Capítulo 403

« C’est possible », a déclaré Nan Xuzong. « Tuoba Heyan est un nouveau roi ambitieux. Il doit songer à développer rapidement la production, et ensuite, lorsque la guerre éclatera, il lancera sans aucun doute une contre-attaque et étendra son territoire. »

« Tuoba Heyan, » dit doucement Ji Wushang, « pensez-vous que Tuoba Heyan pourrait cibler notre grande dynastie Xia Zhou pour une expansion territoriale ? »

« Pas pour l'instant, sa force n'est pas si grande. Ton père et le prince de Zhenbei gardent la frontière ! De quoi as-tu peur ? » Nan Xuzong sourit : « Et ton frère aîné, ce sont tous deux des héros. »

« Mon père et le prince de Zhenbei vieilliront un jour. La santé de mon père se détériore de jour en jour. Hélas ! » soupira Ji Wushang. « Mon frère aîné combat à la frontière depuis de nombreuses années. Je me sens redevable envers ma belle-sœur. »
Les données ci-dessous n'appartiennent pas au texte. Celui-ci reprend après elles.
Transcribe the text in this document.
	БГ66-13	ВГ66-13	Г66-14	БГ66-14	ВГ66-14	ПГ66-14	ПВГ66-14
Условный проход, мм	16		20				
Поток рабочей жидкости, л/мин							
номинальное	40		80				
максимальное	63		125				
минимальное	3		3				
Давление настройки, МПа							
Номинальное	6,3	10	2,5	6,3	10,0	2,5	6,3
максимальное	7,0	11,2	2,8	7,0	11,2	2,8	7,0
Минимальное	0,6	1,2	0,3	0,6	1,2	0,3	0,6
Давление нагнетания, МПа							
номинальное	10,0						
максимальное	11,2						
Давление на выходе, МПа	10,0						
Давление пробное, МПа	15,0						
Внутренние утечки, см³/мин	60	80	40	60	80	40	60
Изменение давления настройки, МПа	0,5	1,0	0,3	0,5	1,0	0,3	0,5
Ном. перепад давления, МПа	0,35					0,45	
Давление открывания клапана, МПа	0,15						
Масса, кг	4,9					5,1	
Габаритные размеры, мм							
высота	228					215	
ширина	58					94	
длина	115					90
« Il faut bien que quelqu’un fasse des sacrifices », dit Nan Xuzong en la serrant dans ses bras. Il comprenait ce qu’elle voulait dire

; Ji Dingbei était parti commander des troupes pendant de nombreuses années, ce qui représentait effectivement une dette envers leur famille. «

Ne t’inquiète pas. Dès que la situation s’améliorera, je pense que ton père pourra prendre sa retraite et profiter d’une vie plus paisible.

»

S'il n'a pas parlé d'une période de bonheur familial, c'est parce que la mère biologique de Ji Wushang, Madame Bei, était déjà décédée, et Nan Xuzong a délibérément évité d'en parler.

Ji Wushang acquiesça : « Rentrons vite ! Ces questions concernant la frontière sont probablement votre affaire, à vous les hommes, tandis que moi, jeune femme naïve, je ne m'inquiéterai que pour vous. »

« Très bien, ça me convient. Tu peux t'inquiéter pour moi autant que tu veux. » Nan Xuzong sourit et ordonna à Gong Shu de retourner à la capitale au plus vite.

À ce moment précis, une personne était tournée dos au vent, et derrière elle se trouvaient Muers et Hao Yueyi, agenouillés.

« Votre Majesté, lorsque nos hommes les ont poursuivis pour les tuer, qui aurait pu deviner que ces gens étaient tous des imposteurs engagés pour se faire passer pour eux ! Ces quelques personnes étaient en réalité les serveurs et le gérant de l'auberge ! » s'exclama Murs avec indignation.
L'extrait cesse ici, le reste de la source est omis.